The interconnection of oralism and eugenics is the theme of the next chapter, in which Alexander Graham Bell emerges as arch villain in his twin pursuit of oralist and eugenic agendas. The need to eradicate deaf culture and community so that deaf people did not intermarry (it being – largely mistakenly – believed that deafness was hereditary) was urged by eugenicists like Bell, who argued that deafness was not merely a personal misfortune, but a threat to the entire human race. Bell’s attempt to force oralist education upon deaf schools and to discourage intermarriage between the deaf – even to the point of prohibiting it by law, a proposition from which he drew back only on the grounds of impracticality – made him an implacable opponent of what he called ‘deaf clannishness’. His opposition to Jane Elizabeth Groom’s scheme to set up a self-supporting deaf community in Canada, where sign language would be used and deafness would therefore be no bar to social or cultural participation, seems paradigmatic of his relentlessly negative approach: as Esmail suggests, with advocates like these, deaf people really had no need of enemies.

Bell is also the figure who neatly links Esmail’s final chapter on technology and prosthetics to the previous discussion of eugenics.
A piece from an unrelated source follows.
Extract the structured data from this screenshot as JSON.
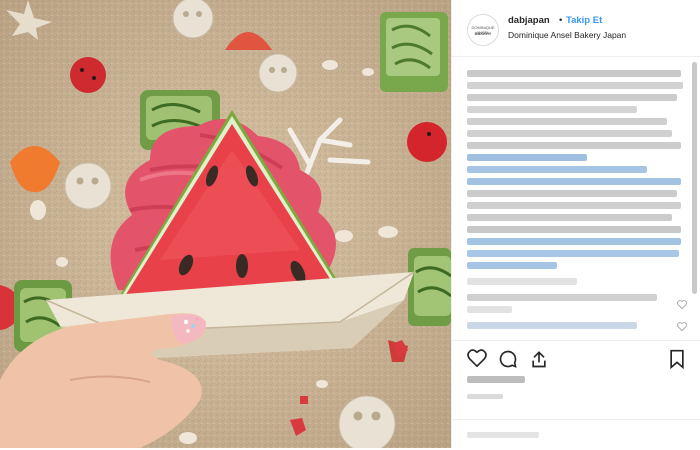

Bell not only invented the telephone – a piece of technology which, as Esmail points out, “ushered in a new age of human communication that largely excluded deaf people for almost a century” (164) – and used the profits from his invention to fund his oralist programmes, but this invention arose from earlier experimentation with the “phonautograph”, a machine that was intended to enable deaf children to see the shapes of sound on paper, and therefore learn to control their voices and aid their ability to speak (184). Esmail’s question about how to draw “the boundary between serving the needs and desires of people with disabilities and serving the needs and desires of a majority ableist culture that wishes to assimilate difference” (165) is pressingly relevant, given recent developments in prosthetic technology and cochlear implants. In the case of the phonautograph, at least, the answer is pretty clear: few deaf children appear to have found the massive expense of time and effort worth the result, when sign language offered a far more effective and intuitive way for them to communicate. As Esmail notes with some satisfaction, the cause to which Bell put the profits of his inventions did not succeed as well as the inventions themselves, for “while oralism’s dominance in deaf education did not end until the second half of the twentieth century, it never eliminated sign language from deaf life” (191).

Fittingly, Esmail concludes her study with a celebration of the strong state in which sign language finds itself today, and the possibilities opened up by the latest developments in technology for sign language users to communicate: the Digital Journal of Deaf Studies, for example, is now produced entirely in sign language, thanks to the technology that enables viewers to watch articles online. The difficulty of “us[ing] print to access information about a group of people who primarily used a language that had no written form” (192) is one which Esmail ponders in her conclusion, as she draws on illustrations of sign language (including the wonderful picture of Queen Victoria signing which decorates the front cover) to attempt to reconstruct the experience of Victorian signers. While it may be impossible fully to achieve such a reconstruction, Esmail’s study triumphantly demonstrates the value of the attempt to understand historical experiences and representations of deafness, not only for those with an interest in disability history, but more broadly for those who seek to understand how speech, language and gesture have been understood in our shared past.